Shares of Teva Pharmaceutical Industries Ltd. surged on Sunday in Tel Aviv after the drugmaker said on Friday that the US Food and Drug Administration has approved its new treatment for migraines, seen as key to help the troubled drug maker reverse its fortunes.
The approval is seen as a boost to Teva, which hopes the new injection for the preventative treatment of migraine in adults, called Ajovy, will be an alternative source of revenues as it faces stiff competition and a decline in sales for its top selling flagship Copaxone drug for the treatment of multiple sclerosis.
The company’s share price has been battered for most of the past three years, according to data compiled by Reuters, as Teva has struggled to develop new branded drugs along the lines of Copaxone, and as it works to repay debt stemming from its $40 billion acquisition of Actavis Generics, the generics arm of rival Allergan in 2016. Since the acquisition, the generic drugs market has suffered from increased competition and lower prices.
To cut debt, Kåre Schultz, the new president and CEO of Teva, has set out a plan to cut jobs, and close and sell factories. The program has led to a rise in Teva’s share price in the past 12 months.
On Sunday, Teva’s shares surged 7.91% at 10 a.m. in Tel Aviv, bringing the 12-month share price rise to 25%.

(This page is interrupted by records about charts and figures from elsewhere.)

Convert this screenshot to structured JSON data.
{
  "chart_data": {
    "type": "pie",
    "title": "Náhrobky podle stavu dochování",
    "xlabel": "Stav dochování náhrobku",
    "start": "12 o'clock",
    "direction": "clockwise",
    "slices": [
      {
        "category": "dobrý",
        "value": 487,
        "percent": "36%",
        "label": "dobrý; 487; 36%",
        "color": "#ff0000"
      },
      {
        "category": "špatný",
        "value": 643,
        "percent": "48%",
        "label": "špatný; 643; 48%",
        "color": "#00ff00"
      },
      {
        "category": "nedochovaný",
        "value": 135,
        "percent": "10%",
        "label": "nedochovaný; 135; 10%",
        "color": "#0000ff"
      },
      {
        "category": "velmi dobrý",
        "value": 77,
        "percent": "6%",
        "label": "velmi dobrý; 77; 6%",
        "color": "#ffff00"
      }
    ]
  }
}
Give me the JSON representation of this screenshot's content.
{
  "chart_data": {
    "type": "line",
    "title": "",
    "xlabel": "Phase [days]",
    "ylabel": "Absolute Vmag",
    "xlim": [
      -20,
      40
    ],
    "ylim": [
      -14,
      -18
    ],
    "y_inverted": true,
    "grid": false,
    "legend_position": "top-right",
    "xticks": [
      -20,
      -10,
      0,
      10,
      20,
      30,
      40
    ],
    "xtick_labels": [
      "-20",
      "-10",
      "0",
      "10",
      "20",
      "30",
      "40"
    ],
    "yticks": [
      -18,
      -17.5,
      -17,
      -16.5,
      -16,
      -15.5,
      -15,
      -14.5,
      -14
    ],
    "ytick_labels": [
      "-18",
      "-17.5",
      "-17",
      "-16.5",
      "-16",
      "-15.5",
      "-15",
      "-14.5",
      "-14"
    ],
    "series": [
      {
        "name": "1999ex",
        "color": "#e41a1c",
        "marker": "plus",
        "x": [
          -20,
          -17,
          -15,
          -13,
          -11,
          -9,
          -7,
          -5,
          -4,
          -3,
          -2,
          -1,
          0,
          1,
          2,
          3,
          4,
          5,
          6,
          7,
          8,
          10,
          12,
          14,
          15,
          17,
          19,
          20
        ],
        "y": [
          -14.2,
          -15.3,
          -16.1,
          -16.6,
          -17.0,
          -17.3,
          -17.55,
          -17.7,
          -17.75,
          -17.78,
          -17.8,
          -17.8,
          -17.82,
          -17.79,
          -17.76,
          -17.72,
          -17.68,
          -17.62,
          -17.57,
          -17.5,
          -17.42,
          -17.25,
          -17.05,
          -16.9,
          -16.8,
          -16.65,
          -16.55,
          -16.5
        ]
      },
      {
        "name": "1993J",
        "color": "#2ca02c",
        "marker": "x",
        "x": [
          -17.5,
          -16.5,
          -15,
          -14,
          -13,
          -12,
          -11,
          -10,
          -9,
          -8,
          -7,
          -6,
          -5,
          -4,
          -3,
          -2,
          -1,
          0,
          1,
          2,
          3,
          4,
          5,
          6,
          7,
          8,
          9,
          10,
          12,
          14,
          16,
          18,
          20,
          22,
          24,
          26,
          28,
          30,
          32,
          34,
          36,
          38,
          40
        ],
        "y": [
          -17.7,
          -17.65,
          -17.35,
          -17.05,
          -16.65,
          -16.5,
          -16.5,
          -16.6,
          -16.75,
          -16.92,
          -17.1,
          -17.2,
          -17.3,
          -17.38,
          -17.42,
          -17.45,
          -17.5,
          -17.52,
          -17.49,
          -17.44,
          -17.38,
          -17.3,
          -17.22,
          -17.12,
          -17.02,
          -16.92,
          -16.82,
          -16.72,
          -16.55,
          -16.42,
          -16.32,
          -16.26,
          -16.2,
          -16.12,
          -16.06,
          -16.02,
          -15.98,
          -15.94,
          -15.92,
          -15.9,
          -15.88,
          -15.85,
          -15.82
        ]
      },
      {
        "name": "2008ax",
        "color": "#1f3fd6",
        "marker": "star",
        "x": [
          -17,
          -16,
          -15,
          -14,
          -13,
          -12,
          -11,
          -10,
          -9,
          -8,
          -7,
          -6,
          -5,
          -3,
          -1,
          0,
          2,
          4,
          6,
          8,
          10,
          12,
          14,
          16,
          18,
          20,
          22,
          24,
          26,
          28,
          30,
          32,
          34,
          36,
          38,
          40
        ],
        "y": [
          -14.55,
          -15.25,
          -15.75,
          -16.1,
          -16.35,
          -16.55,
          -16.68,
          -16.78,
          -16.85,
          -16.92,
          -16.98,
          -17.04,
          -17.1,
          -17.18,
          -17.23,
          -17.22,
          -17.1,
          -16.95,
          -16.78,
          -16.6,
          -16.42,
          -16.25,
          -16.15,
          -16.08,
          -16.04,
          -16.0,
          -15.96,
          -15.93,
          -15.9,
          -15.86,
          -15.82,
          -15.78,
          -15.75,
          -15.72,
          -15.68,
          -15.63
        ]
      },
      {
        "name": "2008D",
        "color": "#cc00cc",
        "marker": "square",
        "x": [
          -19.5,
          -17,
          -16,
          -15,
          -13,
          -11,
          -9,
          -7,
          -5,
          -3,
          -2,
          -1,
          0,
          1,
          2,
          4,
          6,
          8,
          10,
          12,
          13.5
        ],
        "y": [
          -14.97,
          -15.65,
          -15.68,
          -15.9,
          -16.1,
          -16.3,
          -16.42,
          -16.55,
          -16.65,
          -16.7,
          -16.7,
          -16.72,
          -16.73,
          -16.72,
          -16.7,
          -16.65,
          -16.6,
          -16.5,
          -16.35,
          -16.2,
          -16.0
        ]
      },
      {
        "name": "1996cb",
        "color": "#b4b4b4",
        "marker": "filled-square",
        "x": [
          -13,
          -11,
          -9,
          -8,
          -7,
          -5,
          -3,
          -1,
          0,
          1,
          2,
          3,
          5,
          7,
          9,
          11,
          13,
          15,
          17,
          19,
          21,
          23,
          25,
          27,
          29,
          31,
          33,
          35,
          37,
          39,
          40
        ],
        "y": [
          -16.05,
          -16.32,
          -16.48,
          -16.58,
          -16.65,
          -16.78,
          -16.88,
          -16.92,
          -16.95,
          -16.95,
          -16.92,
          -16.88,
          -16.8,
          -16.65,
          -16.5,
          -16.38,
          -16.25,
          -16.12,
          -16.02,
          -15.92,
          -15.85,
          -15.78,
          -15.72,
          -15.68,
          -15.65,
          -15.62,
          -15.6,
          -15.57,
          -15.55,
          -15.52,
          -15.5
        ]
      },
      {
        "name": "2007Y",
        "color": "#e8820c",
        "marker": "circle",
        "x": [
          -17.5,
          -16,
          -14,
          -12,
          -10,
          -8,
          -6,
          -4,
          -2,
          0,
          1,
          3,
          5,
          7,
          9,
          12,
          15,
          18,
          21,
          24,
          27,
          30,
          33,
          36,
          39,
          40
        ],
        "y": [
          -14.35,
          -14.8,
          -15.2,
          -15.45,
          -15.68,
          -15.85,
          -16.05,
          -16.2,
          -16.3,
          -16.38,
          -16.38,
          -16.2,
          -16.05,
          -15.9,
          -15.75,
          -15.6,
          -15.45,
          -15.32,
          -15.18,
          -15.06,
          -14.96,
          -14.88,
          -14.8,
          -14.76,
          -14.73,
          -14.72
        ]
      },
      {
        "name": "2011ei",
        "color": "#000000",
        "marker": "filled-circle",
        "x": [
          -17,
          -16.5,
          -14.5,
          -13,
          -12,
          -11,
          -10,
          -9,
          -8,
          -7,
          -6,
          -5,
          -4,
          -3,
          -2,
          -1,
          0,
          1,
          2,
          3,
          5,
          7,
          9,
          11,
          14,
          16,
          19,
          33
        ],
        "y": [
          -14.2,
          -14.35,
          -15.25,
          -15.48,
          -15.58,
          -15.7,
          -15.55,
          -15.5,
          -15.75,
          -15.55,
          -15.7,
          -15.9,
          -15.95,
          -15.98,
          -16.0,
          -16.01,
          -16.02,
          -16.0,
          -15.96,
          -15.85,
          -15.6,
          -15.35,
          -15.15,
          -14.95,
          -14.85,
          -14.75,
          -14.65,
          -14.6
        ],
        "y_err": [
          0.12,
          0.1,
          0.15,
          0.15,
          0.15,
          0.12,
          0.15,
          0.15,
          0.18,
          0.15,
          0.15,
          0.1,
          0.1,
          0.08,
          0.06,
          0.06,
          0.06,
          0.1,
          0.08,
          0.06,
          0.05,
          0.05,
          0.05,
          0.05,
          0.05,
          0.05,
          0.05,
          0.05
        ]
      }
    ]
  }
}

Ajovy is a biological drug that uses a humanized monoclonal antibody to block the calcitonin gene-related peptide (CGRP), a protein that is believed to play a role in migraines. The medication is the first and only anti-CGRP treatment for the prevention of migraine with both quarterly (675 mg) and monthly (225 mg) dosing options, Teva said.
The drug was developed by California-based Labrys Biologics Inc, a privately held biotechnology company that Teva decided to acquire in 2014.
Migraine is an unpredictable neurological condition with such symptoms as severe head pain and physical impairment that can impact quality of life and productivity. There are two clinical manifestations of migraine – chronic, where patients suffer 15 or more headache days per month, and episodic, where patients have 14 or fewer headache days per month. Worldwide, approximately 90 percent of people diagnosed with migraine have episodic migraine and 10 percent have chronic migraine.
With more than 1 billion people affected worldwide, migraine is the third most prevalent illness in the world and the 6th most disabling illness in the world. Some 39 million people in the US alone suffer from the condition, according to the Migraine Research foundation.
Sales of the medication could generate some $500 million for Teva by 2022, analyst estimates compiled by Bloomberg show.
“Migraine is a disabling neurological disease that affects more than 36 million people in the United States,” said Stephen Silberstein, MD, director, Jefferson Headache Center at Thomas Jefferson University Hospital, and lead investigator of the Phase III clinical trial program for Ajovy, in a statement on Friday. “About 40 percent of people living with migraine may be appropriate candidates for preventive treatment, yet the majority of them are untreated.”
In clinical trials of Ajovy, patients experienced a reduction in monthly migraine days during a 12-week period.
“With limited availability of preventive treatment options, Ajovy provides physicians with an important new option for their patients,” said Hafrun Fridriksdottir, executive vice president, Global R&D at Teva.
Ajovy will be for sale in pharmacies in the US in about two weeks for $575 per monthly dose and $1,725 per quarterly dose, Teva said.
In May, the FDA approved the drug developed by Amgen for migraine prevention, and it is expected to approve the sale of another migraine therapy medication from Eli Lilly & Co. sometime next month, so competition is expected to be tough.